Ivo's nephew and heir, Hugh de Grandmesnil, Baron Hinckley, never recovered the honour of Leicester. The eventual heiress, Pernel, daughter of William de Grandmesnil, married Robert de Beaumont, 3rd Earl of Leicester.

Hugh's daughter Adeline married Roger d'Ivry, who was the sworn brother-in-arms of Robert D'Oyly.

Hugh's daughter Rohais married Robert de Courcy, son of Hugh's friend Richard de Courcy.

== Hugh and Adeliza's holdings in England ==
The Domesday Book lists Hugh's lands in Leicestershire in the following order: Wigston Magna, Sapcote, Frolesworth, Sharnford, Earl Shilton, Ratby, Bromkinsthorpe, Desford, Glenfield, Braunstone, Groby, Kirkby Mallory, Stapleton, Newbold Verdon, Brascote, Peckleton, Illston on the Hill, Thorpe Langton, Stockerston, Burton Overy, Carlton Curlieu, Noseley, Thurcaston, Belgrave, Birstall, Anstey, Thurmaston, Humberstone, Swinford, Bruntingthorpe, Smeeton Westerby, Lestone, Twyford, Oadby, Peatling Parva, Shearsby, Sapcote, Willoughby Waterless, Croft, Broughton Astley, Enderby, Glenfield, Sutton Cheney, Barlestone, Sheepy Magna, Cotesbach, Evington, Ingarsby, Stoughton, Gaulby, Frisby, Shangton, Stonton Wyville, East Langton, Great Glen, Syston, Wymeswold, Sileby, Ashby de la Zouch, Alton, Staunton Harold, Whitwick, Waltham on the Wolds, Thorpe Arnold, Market Bosworth and Barton in the Beans.

In Northamptonshire his lands include pieces in West Farndon, Marston Trussell, Thorpe Lubenham, Weedon Bec, Ashby St Ledgers, Osbern, Welton, Staverton and Thrupp Grounds.

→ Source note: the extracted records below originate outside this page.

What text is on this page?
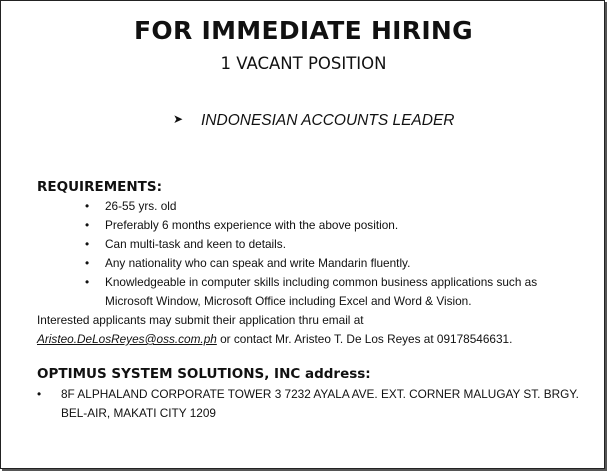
FOR IMMEDIATE HIRING
1 VACANT POSITION
➤ INDONESIAN ACCOUNTS LEADER
REQUIREMENTS:
• 26-55 yrs. old
• Preferably 6 months experience with the above position.
• Can multi-task and keen to details.
• Any nationality who can speak and write Mandarin fluently.
• Knowledgeable in computer skills including common business applications such as Microsoft Window, Microsoft Office including Excel and Word & Vision.
Interested applicants may submit their application thru email at
Aristeo.DeLosReyes@oss.com.ph or contact Mr. Aristeo T. De Los Reyes at 09178546631.
OPTIMUS SYSTEM SOLUTIONS, INC address:
• 8F ALPHALAND CORPORATE TOWER 3 7232 AYALA AVE. EXT. CORNER MALUGAY ST. BRGY. BEL-AIR, MAKATI CITY 1209
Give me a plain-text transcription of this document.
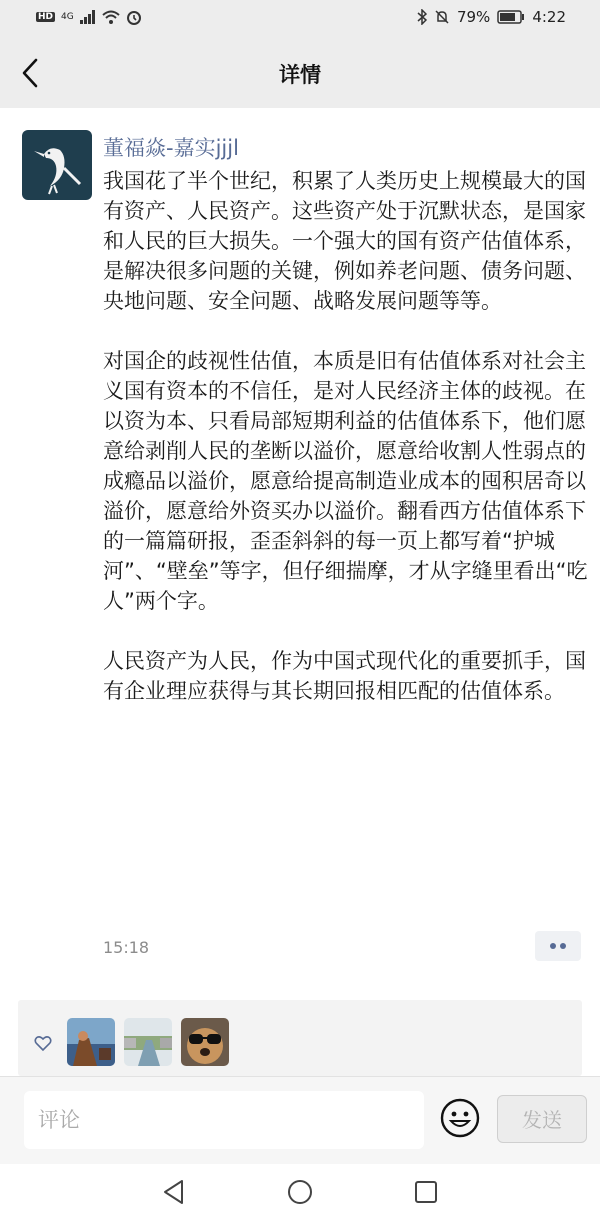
HD 4G	79%	4:22
详情
董福焱-嘉实jjjl

我国花了半个世纪，积累了人类历史上规模最大的国有资产、人民资产。这些资产处于沉默状态，是国家和人民的巨大损失。一个强大的国有资产估值体系，是解决很多问题的关键，例如养老问题、债务问题、央地问题、安全问题、战略发展问题等等。

对国企的歧视性估值，本质是旧有估值体系对社会主义国有资本的不信任，是对人民经济主体的歧视。在以资为本、只看局部短期利益的估值体系下，他们愿意给剥削人民的垄断以溢价，愿意给收割人性弱点的成瘾品以溢价，愿意给提高制造业成本的囤积居奇以溢价，愿意给外资买办以溢价。翻看西方估值体系下的一篇篇研报，歪歪斜斜的每一页上都写着“护城河”、“壁垒”等字，但仔细揣摩，才从字缝里看出“吃人”两个字。

人民资产为人民，作为中国式现代化的重要抓手，国有企业理应获得与其长期回报相匹配的估值体系。

15:18
评论	发送
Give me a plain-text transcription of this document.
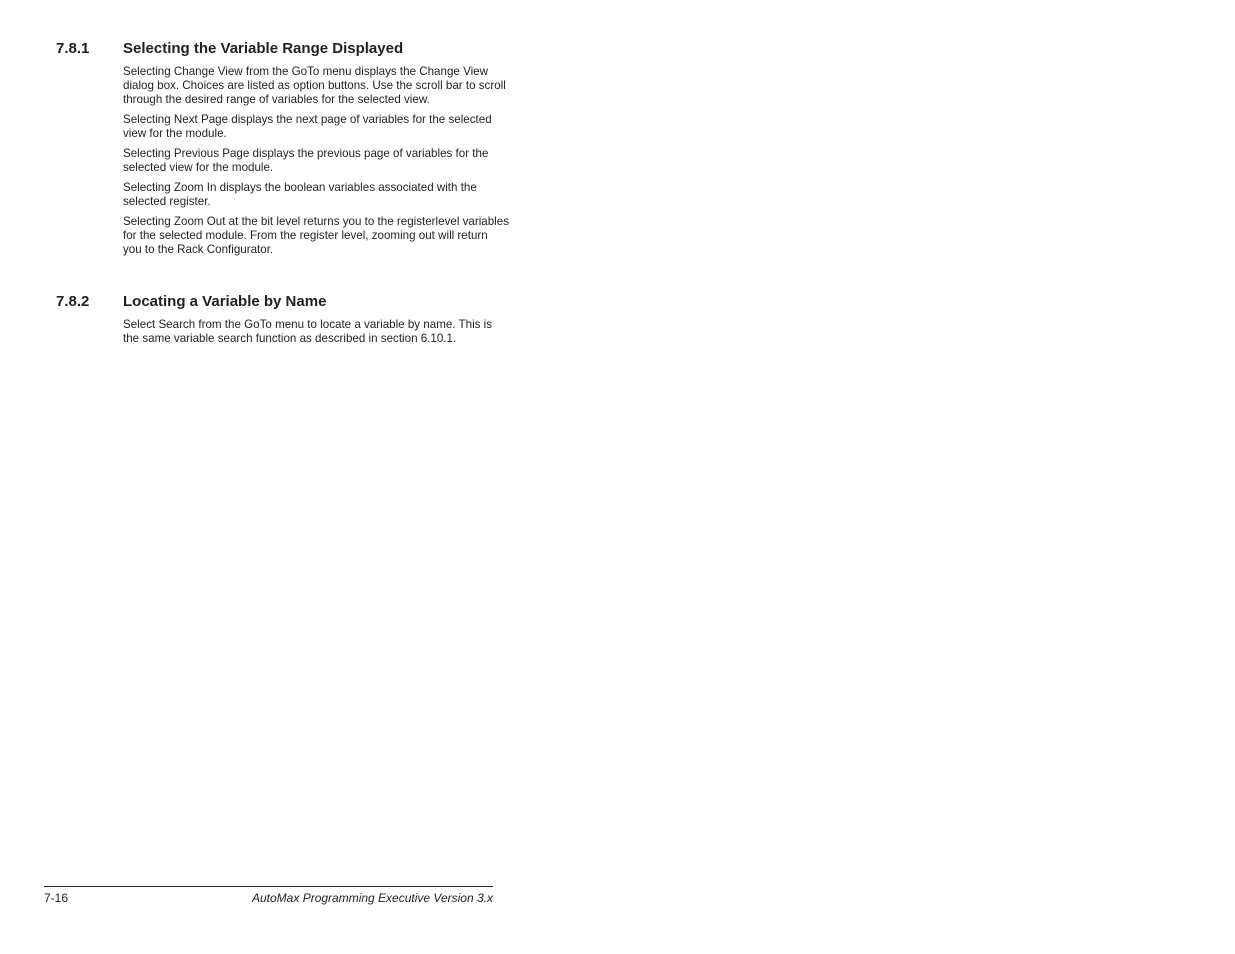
7.8.1	Selecting the Variable Range Displayed

Selecting Change View from the GoTo menu displays the Change View dialog box. Choices are listed as option buttons. Use the scroll bar to scroll through the desired range of variables for the selected view.

Selecting Next Page displays the next page of variables for the selected view for the module.

Selecting Previous Page displays the previous page of variables for the selected view for the module.

Selecting Zoom In displays the boolean variables associated with the selected register.

Selecting Zoom Out at the bit level returns you to the registerlevel variables for the selected module. From the register level, zooming out will return you to the Rack Configurator.

7.8.2	Locating a Variable by Name

Select Search from the GoTo menu to locate a variable by name. This is the same variable search function as described in section 6.10.1.

7-16	AutoMax Programming Executive Version 3.x
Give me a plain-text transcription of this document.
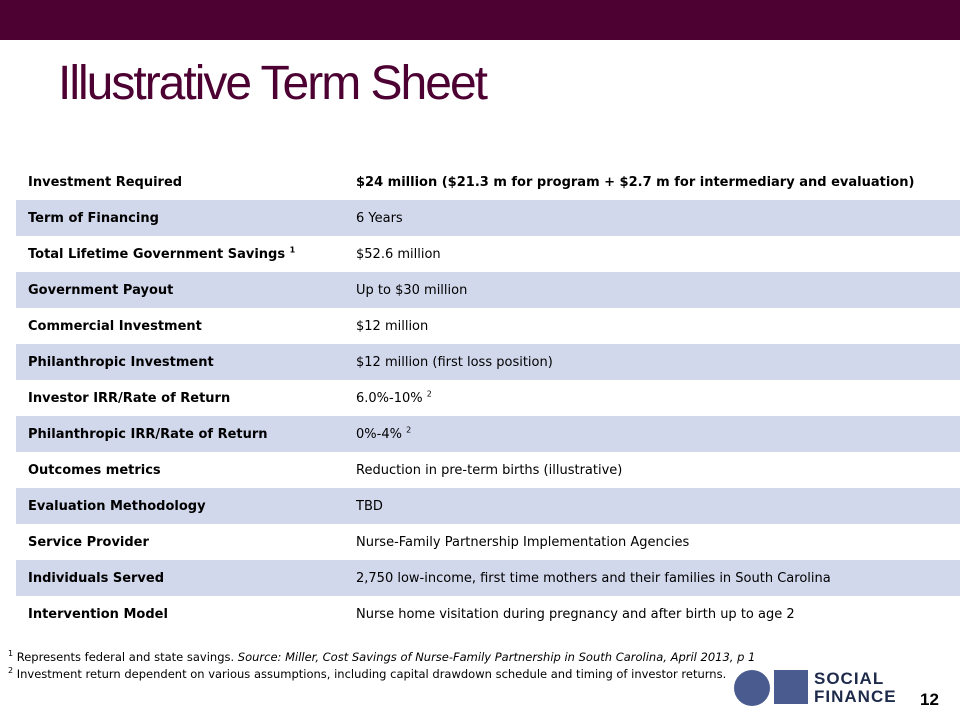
Illustrative Term Sheet
Investment Required	$24 million ($21.3 m for program + $2.7 m for intermediary and evaluation)
Term of Financing	6 Years
Total Lifetime Government Savings $^1$	$52.6 million
Government Payout	Up to $30 million
Commercial Investment	$12 million
Philanthropic Investment	$12 million (first loss position)
Investor IRR/Rate of Return	6.0%-10% $^2$
Philanthropic IRR/Rate of Return	0%-4% $^2$
Outcomes metrics	Reduction in pre-term births (illustrative)
Evaluation Methodology	TBD
Service Provider	Nurse-Family Partnership Implementation Agencies
Individuals Served	2,750 low-income, first time mothers and their families in South Carolina
Intervention Model	Nurse home visitation during pregnancy and after birth up to age 2

$^1$ Represents federal and state savings. Source: Miller, Cost Savings of Nurse-Family Partnership in South Carolina, April 2013, p 1

$^2$ Investment return dependent on various assumptions, including capital drawdown schedule and timing of investor returns.	SOCIAL
FINANCE 12
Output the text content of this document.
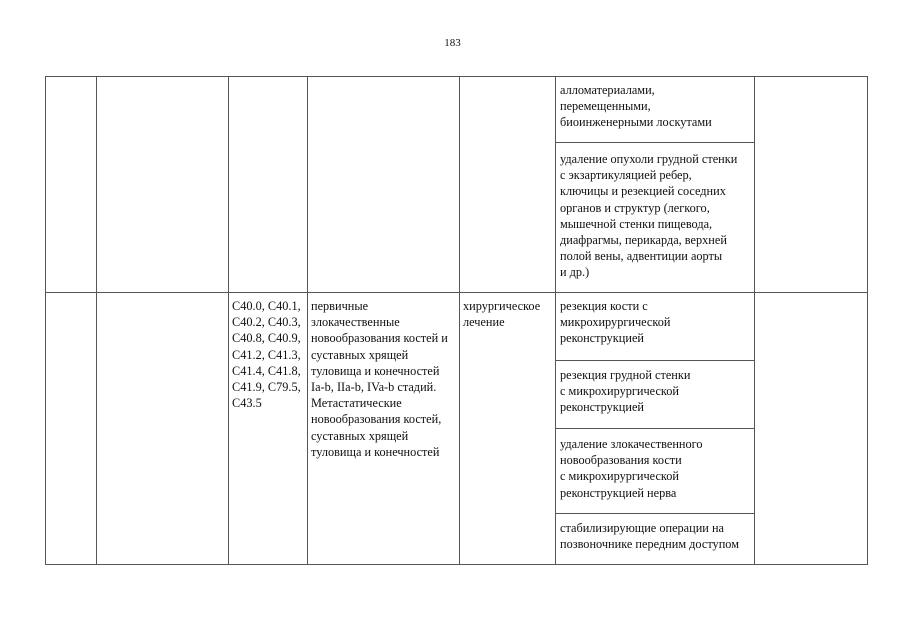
183
алломатериалами,
перемещенными,
биоинженерными лоскутами
удаление опухоли грудной стенки
с экзартикуляцией ребер,
ключицы и резекцией соседних
органов и структур (легкого,
мышечной стенки пищевода,
диафрагмы, перикарда, верхней
полой вены, адвентиции аорты
и др.)
C40.0, C40.1,
C40.2, C40.3,
C40.8, C40.9,
C41.2, C41.3,
C41.4, C41.8,
C41.9, C79.5,
C43.5
первичные
злокачественные
новообразования костей и
суставных хрящей
туловища и конечностей
Ia-b, IIa-b, IVa-b стадий.
Метастатические
новообразования костей,
суставных хрящей
туловища и конечностей
хирургическое
лечение
резекция кости с
микрохирургической
реконструкцией
резекция грудной стенки
с микрохирургической
реконструкцией
удаление злокачественного
новообразования кости
с микрохирургической
реконструкцией нерва
стабилизирующие операции на
позвоночнике передним доступом
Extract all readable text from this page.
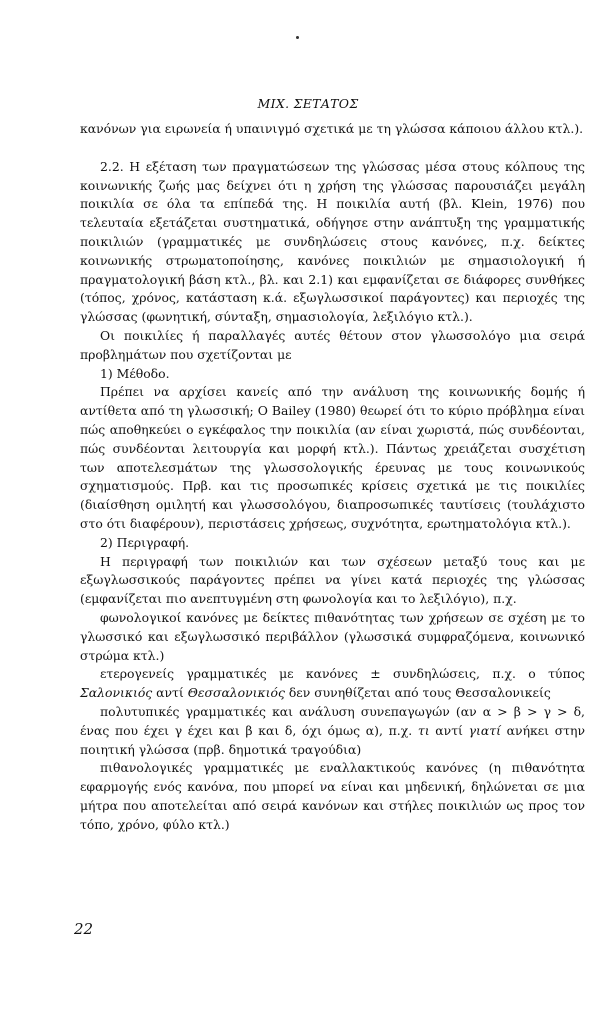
ΜΙΧ. ΣΕΤΑΤΟΣ

κανόνων για ειρωνεία ή υπαινιγμό σχετικά με τη γλώσσα κάποιου άλλου κτλ.).

2.2. Η εξέταση των πραγματώσεων της γλώσσας μέσα στους κόλπους της κοινωνικής ζωής μας δείχνει ότι η χρήση της γλώσσας παρουσιάζει μεγάλη ποικιλία σε όλα τα επίπεδά της. Η ποικιλία αυτή (βλ. Klein, 1976) που τελευταία εξετάζεται συστηματικά, οδήγησε στην ανάπτυξη της γραμματικής ποικιλιών (γραμματικές με συνδηλώσεις στους κανόνες, π.χ. δείκτες κοινωνικής στρωματοποίησης, κανόνες ποικιλιών με σημασιολογική ή πραγματολογική βάση κτλ., βλ. και 2.1) και εμφανίζεται σε διάφορες συνθήκες (τόπος, χρόνος, κατάσταση κ.ά. εξωγλωσσικοί παράγοντες) και περιοχές της γλώσσας (φωνητική, σύνταξη, σημασιολογία, λεξιλόγιο κτλ.).

Οι ποικιλίες ή παραλλαγές αυτές θέτουν στον γλωσσολόγο μια σειρά προβλημάτων που σχετίζονται με

1) Μέθοδο.

Πρέπει να αρχίσει κανείς από την ανάλυση της κοινωνικής δομής ή αντίθετα από τη γλωσσική; O Bailey (1980) θεωρεί ότι το κύριο πρόβλημα είναι πώς αποθηκεύει ο εγκέφαλος την ποικιλία (αν είναι χωριστά, πώς συνδέονται, πώς συνδέονται λειτουργία και μορφή κτλ.). Πάντως χρειάζεται συσχέτιση των αποτελεσμάτων της γλωσσολογικής έρευνας με τους κοινωνικούς σχηματισμούς. Πρβ. και τις προσωπικές κρίσεις σχετικά με τις ποικιλίες (διαίσθηση ομιλητή και γλωσσολόγου, διαπροσωπικές ταυτίσεις (τουλάχιστο στο ότι διαφέρουν), περιστάσεις χρήσεως, συχνότητα, ερωτηματολόγια κτλ.).

2) Περιγραφή.

Η περιγραφή των ποικιλιών και των σχέσεων μεταξύ τους και με εξωγλωσσικούς παράγοντες πρέπει να γίνει κατά περιοχές της γλώσσας (εμφανίζεται πιο ανεπτυγμένη στη φωνολογία και το λεξιλόγιο), π.χ.

φωνολογικοί κανόνες με δείκτες πιθανότητας των χρήσεων σε σχέση με το γλωσσικό και εξωγλωσσικό περιβάλλον (γλωσσικά συμφραζόμενα, κοινωνικό στρώμα κτλ.)

ετερογενείς γραμματικές με κανόνες ± συνδηλώσεις, π.χ. ο τύπος Σαλονικιός αντί Θεσσαλονικιός δεν συνηθίζεται από τους Θεσσαλονικείς

πολυτυπικές γραμματικές και ανάλυση συνεπαγωγών (αν α > β > γ > δ, ένας που έχει γ έχει και β και δ, όχι όμως α), π.χ. τι αντί γιατί ανήκει στην ποιητική γλώσσα (πρβ. δημοτικά τραγούδια)

πιθανολογικές γραμματικές με εναλλακτικούς κανόνες (η πιθανότητα εφαρμογής ενός κανόνα, που μπορεί να είναι και μηδενική, δηλώνεται σε μια μήτρα που αποτελείται από σειρά κανόνων και στήλες ποικιλιών ως προς τον τόπο, χρόνο, φύλο κτλ.)

22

Additionally in Nottinghamshire he had interests in Edwalton and Thrumpton. In Warwickshire his lands included( p. 663) Hillmorton, Willoughby and Butlers Marston.

He also had interests in Gloucestershire including Quinton (Upper & Lower), Weston-on-Avon and Broad Marston.

Adeliza's lands in Bedfordshire included Lower and Upper Shelton, Houghton Conquest and Chalton.